During regular useful operation of the DRAM, the external controller coordinates the refresh cycles with the write and read cycles, for instance, by sending an “auto refresh” command between writing and reading operations, in order to activate an internal refresh counter which is synchronized with the controller by means of the common system clock and controls the cyclic activation of the word lines for the refresh. On account of this synchronization and with knowledge of the specification of the DRAM, the controller can avoid the situation in which its next command (e.g., the external activation command upon resumption of a write or read cycle) falls within the running time of the tRAS timer.

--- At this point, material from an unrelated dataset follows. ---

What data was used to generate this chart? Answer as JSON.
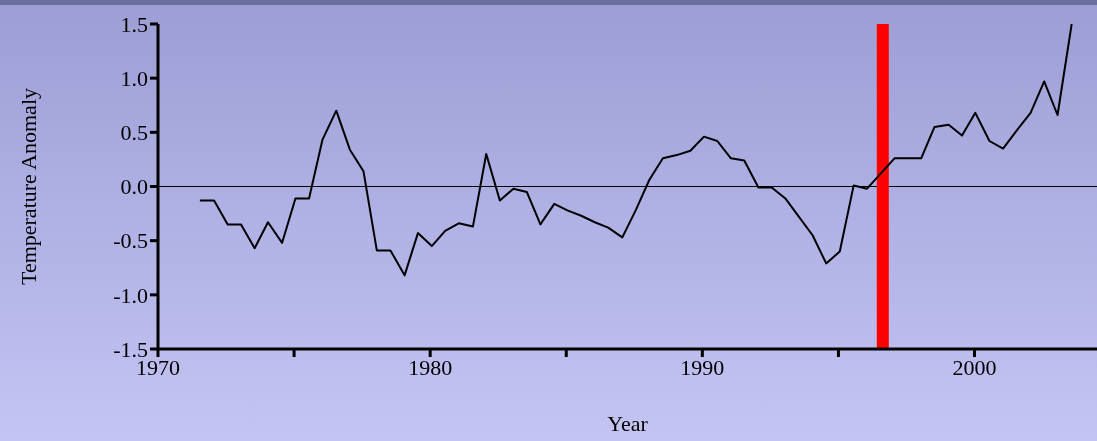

The situation is different, however, in the case of the self-timed refresh. This operation is carried out during relatively long quiescent times of the DRAM. For this purpose, the cell information refresh controlled by the DRAM is initiated once by an external command of the controller, usually by zeroing its output signal CKE (“clock enable”) with simultaneous issuing of the auto refresh command. The DRAM remains in this state as long as the external signal CKE retains the logic value 0. During this time, a self-refresh timing device runs in the DRAM under the influence of an internal oscillator and controls the sequential activation of the word lines without external action. This sequence remains hidden to the controller. If CKE is brought to a logic 1 by the controller, the DRAM leaves the self-timed refresh state. However, if there is a word line refresh underway at this time, the precharge is delayed by the tRAS timer until the complete refresh of the corresponding memory cells is ensured. If, during this time, the controller directs one of the impermissible commands to the DRAM (e.g., activation of another word line), then the execution of this command is blocked in the DRAM, and the command is rejected. This command refusal is effected on the basis of a status indication indicating that the time determined by the tRAS timer has not yet elapsed.
The above-described self-timed refresh in a DRAM is only an illustrative example of processes or operations which are intended to proceed in a data memory and are not permitted to be terminated or disturbed at any time by any arbitrary external command. It depends on the respective type of data memory as to what processes of this type are taken into consideration for this and what external commands are respectively impermissible. In any event, however, the rejection of external commands at a data memory circuit may lead to serious disturbances in the entire system in which the memory circuit is situated.